Question

$|x^2+x+1|+|2x-3|=4x$

Answer 1

{x=1, 2}

Answer 2

The given equation is $|x^2+x+1|+|2x-3|=4x$.

First, consider the term $|x^2+x+1|$. The quadratic expression $x^2+x+1$ has a discriminant $\Delta = b^2 - 4ac = 1^2 - 4(1)(1) = 1 - 4 = -3$. Since the discriminant is negative and the leading coefficient (1) is positive, the quadratic $x^2+x+1$ is always positive for all real values of $x$. Therefore, $|x^2+x+1| = x^2+x+1$ for all $x \in \mathbb{R}$.

The equation becomes $x^2+x+1+|2x-3|=4x$.

The term $|2x-3|$ depends on the sign of $2x-3$. The critical point is when $2x-3=0$, which means $x=3/2$.

Also, note that the left side of the equation is a sum of absolute values, which must be non-negative. Thus, the right side $4x$ must be non-negative. This implies $4x \ge 0$, so $x \ge 0$. Any solution must satisfy this condition.

We consider two cases based on the sign of $2x-3$, keeping in mind the condition $x \ge 0$. The critical point $x=3/2$ divides the domain $x \ge 0$ into two intervals: $[0, 3/2)$ and $[3/2, \infty)$.

Case 1: $0 \le x < 3/2$.

In this interval, $2x-3 < 0$, so $|2x-3| = -(2x-3) = 3-2x$.

The equation becomes:

$x^2+x+1+(3-2x)=4x$

$x^2-x+4=4x$

$x^2-5x+4=0$

Factoring the quadratic equation:

$(x-1)(x-4)=0$

This gives potential solutions $x=1$ or $x=4$.

We must check if these potential solutions satisfy the condition for this case, which is $0 \le x < 3/2$.

For $x=1$: $0 \le 1 < 3/2$ (True). So $x=1$ is a valid solution in this case.

For $x=4$: $0 \le 4 < 3/2$ (False, since $4 \not< 3/2$). So $x=4$ is not a valid solution in this case.

Case 2: $x \ge 3/2$.

In this interval, $2x-3 \ge 0$, so $|2x-3| = 2x-3$.

The equation becomes:

$x^2+x+1+(2x-3)=4x$

$x^2+3x-2=4x$

$x^2-x-2=0$

Factoring the quadratic equation:

$(x-2)(x+1)=0$

This gives potential solutions $x=2$ or $x=-1$.

We must check if these potential solutions satisfy the condition for this case, which is $x \ge 3/2$.

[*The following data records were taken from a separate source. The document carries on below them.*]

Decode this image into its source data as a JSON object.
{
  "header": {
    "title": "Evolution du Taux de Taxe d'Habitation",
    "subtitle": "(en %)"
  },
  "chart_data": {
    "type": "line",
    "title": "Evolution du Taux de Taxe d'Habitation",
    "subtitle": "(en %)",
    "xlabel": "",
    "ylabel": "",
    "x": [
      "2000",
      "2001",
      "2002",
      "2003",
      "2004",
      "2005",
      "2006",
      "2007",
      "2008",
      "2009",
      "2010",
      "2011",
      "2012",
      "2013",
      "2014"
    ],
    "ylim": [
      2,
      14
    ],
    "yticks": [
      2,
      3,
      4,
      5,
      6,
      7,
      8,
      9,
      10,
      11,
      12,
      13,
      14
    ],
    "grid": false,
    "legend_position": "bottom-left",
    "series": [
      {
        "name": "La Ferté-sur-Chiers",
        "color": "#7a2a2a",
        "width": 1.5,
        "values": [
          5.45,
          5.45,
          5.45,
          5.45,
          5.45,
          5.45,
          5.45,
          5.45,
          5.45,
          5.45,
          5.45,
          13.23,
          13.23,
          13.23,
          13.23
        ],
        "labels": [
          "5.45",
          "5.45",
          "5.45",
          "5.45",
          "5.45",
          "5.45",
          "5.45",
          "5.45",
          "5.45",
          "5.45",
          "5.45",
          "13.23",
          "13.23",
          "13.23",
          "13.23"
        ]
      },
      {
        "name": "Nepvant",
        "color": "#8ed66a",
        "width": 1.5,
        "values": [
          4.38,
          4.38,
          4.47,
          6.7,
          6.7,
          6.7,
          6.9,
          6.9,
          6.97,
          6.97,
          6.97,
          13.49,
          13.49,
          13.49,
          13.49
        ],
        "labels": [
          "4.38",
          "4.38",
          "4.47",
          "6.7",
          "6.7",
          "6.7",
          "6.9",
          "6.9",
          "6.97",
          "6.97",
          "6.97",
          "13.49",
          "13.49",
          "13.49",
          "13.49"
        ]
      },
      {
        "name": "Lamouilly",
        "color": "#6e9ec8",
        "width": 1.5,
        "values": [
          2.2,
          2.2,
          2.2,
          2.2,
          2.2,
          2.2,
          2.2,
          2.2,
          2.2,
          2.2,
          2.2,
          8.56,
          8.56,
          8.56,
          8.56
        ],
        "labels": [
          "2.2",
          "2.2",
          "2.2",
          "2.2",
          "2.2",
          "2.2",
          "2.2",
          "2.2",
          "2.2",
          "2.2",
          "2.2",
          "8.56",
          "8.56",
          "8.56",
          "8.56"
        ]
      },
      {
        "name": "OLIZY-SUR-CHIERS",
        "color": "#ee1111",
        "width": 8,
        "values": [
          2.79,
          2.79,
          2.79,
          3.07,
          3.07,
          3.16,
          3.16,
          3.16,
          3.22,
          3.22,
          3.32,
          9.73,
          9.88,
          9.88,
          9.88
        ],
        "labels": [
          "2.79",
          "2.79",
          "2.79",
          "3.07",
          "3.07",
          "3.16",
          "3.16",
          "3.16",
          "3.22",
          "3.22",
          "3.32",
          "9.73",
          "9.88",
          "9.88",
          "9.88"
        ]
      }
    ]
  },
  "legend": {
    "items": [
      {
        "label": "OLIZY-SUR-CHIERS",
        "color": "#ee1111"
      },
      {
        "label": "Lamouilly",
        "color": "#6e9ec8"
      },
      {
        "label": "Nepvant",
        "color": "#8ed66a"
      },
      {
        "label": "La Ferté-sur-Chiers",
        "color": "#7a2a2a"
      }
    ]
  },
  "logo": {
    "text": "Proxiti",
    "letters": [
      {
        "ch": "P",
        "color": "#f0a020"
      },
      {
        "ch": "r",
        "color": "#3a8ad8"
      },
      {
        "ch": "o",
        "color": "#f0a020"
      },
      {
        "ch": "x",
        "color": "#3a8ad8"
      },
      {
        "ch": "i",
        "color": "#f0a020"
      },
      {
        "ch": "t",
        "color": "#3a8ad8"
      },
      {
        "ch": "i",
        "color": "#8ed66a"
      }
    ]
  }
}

For $x=2$: $2 \ge 3/2$ (True, since $2 = 4/2$). So $x=2$ is a valid solution in this case.

For $x=-1$: $-1 \ge 3/2$ (False). So $x=-1$ is not a valid solution in this case.

The potential solutions obtained from both cases are $x=1$ and $x=2$. Both of these solutions satisfy the overall condition $x \ge 0$ (since $1 \ge 0$ and $2 \ge 0$).

Finally, we verify the solutions by substituting them back into the original equation:

For $x=1$:

$|1^2+1+1|+|2(1)-3| = |3|+|-1| = 3+1 = 4$.

$4x = 4(1) = 4$.

LHS = RHS, so $x=1$ is a solution.

For $x=2$:

$|2^2+2+1|+|2(2)-3| = |7|+|1| = 7+1 = 8$.

$4x = 4(2) = 8$.

LHS = RHS, so $x=2$ is a solution.

Both $x=1$ and $x=2$ are solutions to the given equation.

Explanation of the solution:

1. Simplify $|x^2+x+1|$ to $x^2+x+1$ as $x^2+x+1 > 0$ for all real $x$.
2. Note that $4x \ge 0$, so $x \ge 0$.
3. Split the problem into cases based on the sign of $2x-3$, considering $x \ge 0$: Case 1 ($0 \le x < 3/2$) and Case 2 ($x \ge 3/2$).
4. Solve the resulting algebraic equations in each case.
5. Check if the solutions obtained in each case satisfy the condition for that case.
6. The valid solutions are $x=1$ (from Case 1) and $x=2$ (from Case 2).
7. Verify these solutions in the original equation. Both $x=1$ and $x=2$ satisfy the equation.